Podcast Summary: The Rest Is Money
Episode 252: "The £1 trillion war chest: why the UK is stronger than you think"
Released: February 16, 2026
Hosts: Robert Peston and Steph McGovern
Guest: Karen Ward, Chief Market Strategist for EMEA, JP Morgan Asset Management
In this episode, Robert Peston and Steph McGovern explore the surprising financial resilience of the UK economy amidst persistent pessimism. Joined by Karen Ward, they discuss the nation's significant private sector savings, the impact of global and domestic uncertainties, the shifting role of the bond market, and the prospects for economic growth driven by technology and investment. The conversation delves into the challenges of productivity, inflation, political instability, and how economic policy has to balance public expectations against financial realities.
"Private businesses, households have got themselves in really good financial shape...they have amassed this war chest of a trillion pounds." — Karen Ward [02:50]
"It was forced saving, but now it’s choice saving." — Karen Ward [06:39]
“All that speculation about taxes going up led to a deceleration in spending... and much lower growth.” — Robert Peston [07:42]
“People being better off over time, is my answer, probably not [from this productivity uptick].” — Karen Ward [12:13]
“Letting it go is always a very risky strategy for a policymaker.” — Karen Ward [13:55]
“Stanford ranks us in the UK as number three on their list [for AI proliferation]... We could be a real leader in that endeavor.” — Karen Ward [15:52]
“Inflation could be back closer to two within the next couple of months...that might mean the Bank of England could give us a couple of rate cuts.” — Karen Ward [18:39]
“We have to get growth in the economy going.
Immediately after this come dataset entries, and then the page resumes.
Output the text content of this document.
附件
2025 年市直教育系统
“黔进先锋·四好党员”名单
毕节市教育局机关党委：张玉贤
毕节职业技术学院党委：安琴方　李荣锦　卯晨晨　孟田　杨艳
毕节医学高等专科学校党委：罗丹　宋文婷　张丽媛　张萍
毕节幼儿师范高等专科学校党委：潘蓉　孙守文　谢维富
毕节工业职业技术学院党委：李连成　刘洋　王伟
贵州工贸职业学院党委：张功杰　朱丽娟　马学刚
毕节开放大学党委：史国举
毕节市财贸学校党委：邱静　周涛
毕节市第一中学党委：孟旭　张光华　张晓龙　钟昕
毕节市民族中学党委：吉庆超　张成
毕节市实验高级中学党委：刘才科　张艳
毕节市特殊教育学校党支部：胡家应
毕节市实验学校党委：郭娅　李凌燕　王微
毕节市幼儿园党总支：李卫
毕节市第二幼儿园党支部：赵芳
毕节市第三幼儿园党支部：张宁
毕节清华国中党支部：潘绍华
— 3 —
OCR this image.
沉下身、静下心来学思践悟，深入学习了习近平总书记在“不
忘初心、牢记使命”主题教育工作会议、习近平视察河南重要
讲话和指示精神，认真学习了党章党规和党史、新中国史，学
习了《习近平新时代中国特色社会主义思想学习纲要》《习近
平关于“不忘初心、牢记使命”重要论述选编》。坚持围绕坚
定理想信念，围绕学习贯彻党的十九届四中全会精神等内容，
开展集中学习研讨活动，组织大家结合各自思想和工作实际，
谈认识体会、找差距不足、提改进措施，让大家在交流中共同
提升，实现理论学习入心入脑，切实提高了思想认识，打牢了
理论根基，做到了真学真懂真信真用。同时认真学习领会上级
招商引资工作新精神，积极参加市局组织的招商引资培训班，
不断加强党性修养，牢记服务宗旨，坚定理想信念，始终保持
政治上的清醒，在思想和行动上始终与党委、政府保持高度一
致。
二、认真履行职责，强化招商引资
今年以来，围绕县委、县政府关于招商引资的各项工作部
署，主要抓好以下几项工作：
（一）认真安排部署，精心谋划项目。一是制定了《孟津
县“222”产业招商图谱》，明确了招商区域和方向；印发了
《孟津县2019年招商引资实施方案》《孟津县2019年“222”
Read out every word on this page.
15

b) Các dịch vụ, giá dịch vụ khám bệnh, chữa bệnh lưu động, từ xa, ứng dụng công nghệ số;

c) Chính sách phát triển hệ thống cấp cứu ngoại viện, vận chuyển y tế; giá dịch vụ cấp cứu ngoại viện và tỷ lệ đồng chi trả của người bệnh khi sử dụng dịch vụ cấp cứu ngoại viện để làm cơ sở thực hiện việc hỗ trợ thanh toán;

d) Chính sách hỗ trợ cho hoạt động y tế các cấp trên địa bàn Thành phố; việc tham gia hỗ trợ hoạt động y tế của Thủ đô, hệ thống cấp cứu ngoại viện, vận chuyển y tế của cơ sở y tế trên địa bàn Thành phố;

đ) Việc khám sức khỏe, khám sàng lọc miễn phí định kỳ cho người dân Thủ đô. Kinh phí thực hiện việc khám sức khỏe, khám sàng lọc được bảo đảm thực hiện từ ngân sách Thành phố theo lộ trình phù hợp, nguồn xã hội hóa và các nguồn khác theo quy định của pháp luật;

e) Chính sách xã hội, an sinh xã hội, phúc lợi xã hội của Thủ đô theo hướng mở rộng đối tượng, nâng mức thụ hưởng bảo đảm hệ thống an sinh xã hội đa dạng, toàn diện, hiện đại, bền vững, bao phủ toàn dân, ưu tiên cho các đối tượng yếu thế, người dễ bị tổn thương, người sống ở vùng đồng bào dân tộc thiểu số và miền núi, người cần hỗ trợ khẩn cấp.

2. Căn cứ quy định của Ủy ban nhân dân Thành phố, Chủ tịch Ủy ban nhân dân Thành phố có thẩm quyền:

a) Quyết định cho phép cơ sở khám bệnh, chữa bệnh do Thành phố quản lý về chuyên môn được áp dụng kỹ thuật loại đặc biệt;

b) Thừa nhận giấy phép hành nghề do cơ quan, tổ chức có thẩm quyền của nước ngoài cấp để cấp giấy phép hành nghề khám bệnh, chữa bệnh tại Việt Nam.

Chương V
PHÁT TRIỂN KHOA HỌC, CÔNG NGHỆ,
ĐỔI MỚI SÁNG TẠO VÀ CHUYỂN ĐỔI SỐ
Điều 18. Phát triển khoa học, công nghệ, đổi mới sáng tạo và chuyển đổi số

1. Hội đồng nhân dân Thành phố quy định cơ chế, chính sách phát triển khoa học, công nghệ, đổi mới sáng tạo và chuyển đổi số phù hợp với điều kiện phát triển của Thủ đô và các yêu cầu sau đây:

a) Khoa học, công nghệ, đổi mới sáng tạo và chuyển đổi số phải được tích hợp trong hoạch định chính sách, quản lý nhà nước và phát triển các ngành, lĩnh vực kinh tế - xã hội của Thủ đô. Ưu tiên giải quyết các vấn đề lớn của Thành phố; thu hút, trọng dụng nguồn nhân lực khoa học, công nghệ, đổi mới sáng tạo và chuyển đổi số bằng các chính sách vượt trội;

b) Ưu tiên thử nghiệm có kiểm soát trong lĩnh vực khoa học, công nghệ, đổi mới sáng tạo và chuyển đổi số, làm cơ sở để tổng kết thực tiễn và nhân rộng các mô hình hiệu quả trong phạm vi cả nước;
That will generate in turn the tax receipts, then we can work on some of that [inequality].” — Karen Ward [21:32]
“We are beholden to global investors wanting to lend us that money... We are beholden to the bond market.” — Karen Ward [34:49]
“They [Japan] have been anchoring global interest rates at a low level for a very long period of time and that is a rising tide that will lift all the interest rate boats.” — Karen Ward [29:33]
“History tells us that printing money to keep things afloat often eventually ends up in tears. Sometimes it takes one year, sometimes it takes five, maybe it takes ten.” — Karen Ward [37:44]
“You’re not necessarily going to be replaced by AI. You’re going to be replaced by somebody—someone using it.” — Steph McGovern [44:08]
This episode offers a nuanced and surprisingly hopeful analysis of the UK’s financial position and outlines the complex interplay between political instability, market dynamics, technological innovation, and policy responses. The discussion underscores the importance of confidence and credibility—not just "war chests" of cash—in unleashing growth, and delivers practical insights for business owners, investors, and policymakers. The final message: prudence, adaptability, and realism are as important as ever for navigating economic opportunity and risk in 2026.